/binomial-techniques

Multiple approaches to compute a problem based on the binomial distribution.

Primary LanguageRuby

Compute probability of tie result in a poll.

Binomial distribution: 2 results (success/failure) per events; Count number of successes after N events. Probability of success p; q = 1 - p

Binomial probability of x successes in N trials:

N!/(x!*(N-x)!)*p^x*q^(N-x) = (\binom{N}{x}) p^x q^(N-x)

Tie probability (x=N/2) with N voters (yes/no voting). (p = 1/2)

Problem: solve this for N of the order of 3000.

N
3030 0.01449
1000 0.02523
200 0.05635
100 0.07959

Note:

x=N/2, p=q=1/2 => N!/(N/2)!^2 / 2^N

Computing this for N=3030 requires handling large numbers (N!/(N/2)!^2) is approximately 1.9E910 and 2^N is approximately 1.3E912.

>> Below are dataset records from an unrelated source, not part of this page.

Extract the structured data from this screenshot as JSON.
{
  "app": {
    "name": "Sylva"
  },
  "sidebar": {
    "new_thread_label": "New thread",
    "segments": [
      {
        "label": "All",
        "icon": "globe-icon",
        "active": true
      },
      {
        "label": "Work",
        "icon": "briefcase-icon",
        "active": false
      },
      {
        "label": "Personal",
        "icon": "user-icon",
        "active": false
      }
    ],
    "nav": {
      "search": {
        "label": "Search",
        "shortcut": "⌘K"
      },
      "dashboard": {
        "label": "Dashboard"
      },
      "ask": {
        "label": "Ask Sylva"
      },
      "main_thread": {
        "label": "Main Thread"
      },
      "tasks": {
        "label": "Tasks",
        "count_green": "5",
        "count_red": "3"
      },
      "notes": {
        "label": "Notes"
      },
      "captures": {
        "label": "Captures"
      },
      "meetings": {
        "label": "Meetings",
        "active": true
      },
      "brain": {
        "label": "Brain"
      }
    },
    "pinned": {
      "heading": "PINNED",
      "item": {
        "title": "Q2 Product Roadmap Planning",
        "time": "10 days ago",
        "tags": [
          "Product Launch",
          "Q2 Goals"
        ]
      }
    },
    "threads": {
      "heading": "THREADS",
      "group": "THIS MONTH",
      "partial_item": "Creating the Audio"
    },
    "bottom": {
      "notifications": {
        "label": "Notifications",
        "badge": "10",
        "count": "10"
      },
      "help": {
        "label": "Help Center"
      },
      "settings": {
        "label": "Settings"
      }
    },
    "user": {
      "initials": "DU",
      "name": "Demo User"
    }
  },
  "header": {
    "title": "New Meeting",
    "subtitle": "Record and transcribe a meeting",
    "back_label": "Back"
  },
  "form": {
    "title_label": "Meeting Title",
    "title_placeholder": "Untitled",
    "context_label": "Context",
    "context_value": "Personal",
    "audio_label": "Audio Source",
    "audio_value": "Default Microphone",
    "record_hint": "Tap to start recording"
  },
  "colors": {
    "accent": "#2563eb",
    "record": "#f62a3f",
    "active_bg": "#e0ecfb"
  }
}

To compute it in floating point, exponents as large as 912 must be supported. Common IEEE floating point formats are not apt for this.

Possible approaches

Extended floating point arithmetic

In this we only need an increased exponent range to avoid overflow. We can use extended floating point formats such as those of the GMP library (C), Julia's BigFloat, Python's Decimal, Flt for Ruby, the XREAL (internal numeric format) of HP50G calculators or the DBL mode of the WP34S, etc.

Exact computation

An alternative way is to compute this exactly using fractions of arbitrary large integers (as supported by Ruby, Python, Julia, HP50 an various CASs systems) and then compute the quotient (which may be tricky due to overflow, e.g. on the HP50G)

Better algorithms

To avoid overflow problems while computing with standard precision (IEEE floating point) better algorithms can be used, e.g.:

Some implementation of this and similar algorithms, capable of handling large values of N without extended arithmetic are:

  • The dbinom function from R
  • scipy.stats.binom from SciPy
  • Binomp from the WP34S
  • BINOM.DIST from Spreasheets such as Calc or Excel. Note that BINOMDIST from Numbers has narrower limits for its arguments.
  • The Distribution::Binomial of the SciRuby distribution gem, if the 'GSL' library and the 'rb-gsl' gems are installed (otherwise for large numbers the result will be NaN)

A simple technique to be able to compute the binomial formula with limited precision is using logarithms; the logarithm of the factorial can be computed by adding the logarithms of the factors. A better way would be to use the lgamma function (logarithm of the gamma function) which would allow us to compute the logarithm of the solution as lgamma(n) - 2*gamma(x) - n*ln(x).